Islamic banking: SBP revises initial paid-up capital to Rs6 billion

Subsidiaries will now be required to raise paid-up capital up to Rs10 billion within five years

KARACHI:


In order to encourage conventional banks to upscale their Islamic banking operations by establishing Islamic banking subsidiaries, the State Bank of Pakistan (SBP) has revised the initial paid-up capital requirement to Rs6 billion.


Originally, such a subsidiary was required to have a minimum paid-up capital of Rs1 billion along with a minimum capital adequacy ratio (CAR) of 8%, to be maintained at all times, based on risk-weighted assets.

According to the latest SBP circular, the intending Islamic banking subsidiary will be required to raise its paid-up capital (net of losses) up to Rs10 billion within a period of five years from the date of commencement of its operations.
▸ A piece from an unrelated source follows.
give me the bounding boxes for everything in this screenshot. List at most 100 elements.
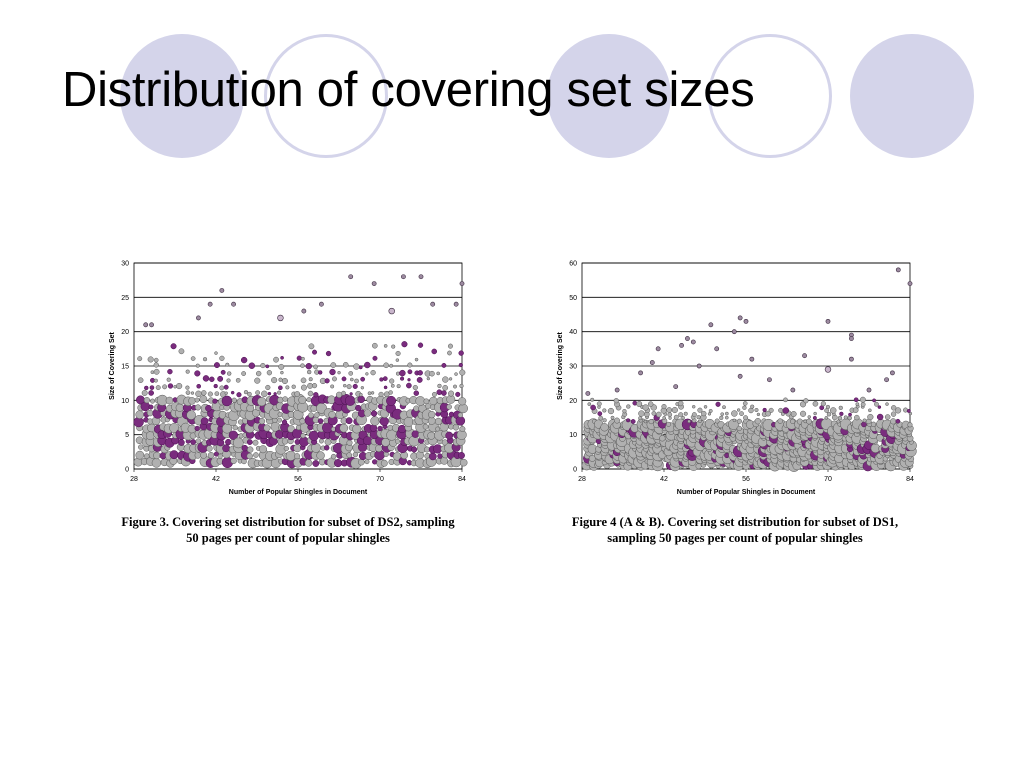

The SBP requires that the bank must submit a capital plan/projection for meeting the minimum capital requirement (MCR) of Rs10 billion duly approved by the board of directors of the parent company at the time of applying for the banking licence to the SBP. Subsequently, the circular says, these projections must be endorsed by the subsidiary’s board.



During the transitory period of five years, the Islamic banking subsidiary will maintain variable CAR depending on its MCR level. For example, at the MCR level of Rs6 billion, the CAR requirement will be 16%. For the MCR level of Rs7 billion, Rs8 billion and Rs9 billion, the CAR requirement will be 15%, 14% and 13%, respectively.


Furthermore, no cash dividend will be paid until the subsidiary meets the MCR of Rs10 billion and prescribed CAR requirements.

In addition, the parent bank is also supposed to meet the minimum applicable CAR on both consolidated and standalone bases, the circular said.

According to the SBP, any existing commercial bank that sets up an Islamic banking subsidiary must inform the central bank about the modes of finance proposed to be used for raising resources and extending financial facilities. At least 51% of the total paid-up capital must be subscribed by the banking company, the rules state.

Moreover, the banking company must not dispose of its shares in any manner whatsoever for a minimum period of three years and thereafter only with the specific written approval of the SBP.

The SBP rules also state that the proposed subsidiary should be a public limited company listed on the stock exchange, with a maximum of 49% of shares to be offered to the general public.

They also state that one person cannot be a director in more than one bank/financial institution. Not more than 25% of the directors will be from the same family, the rules state.

Published in The Express Tribune, October 19th, 2014.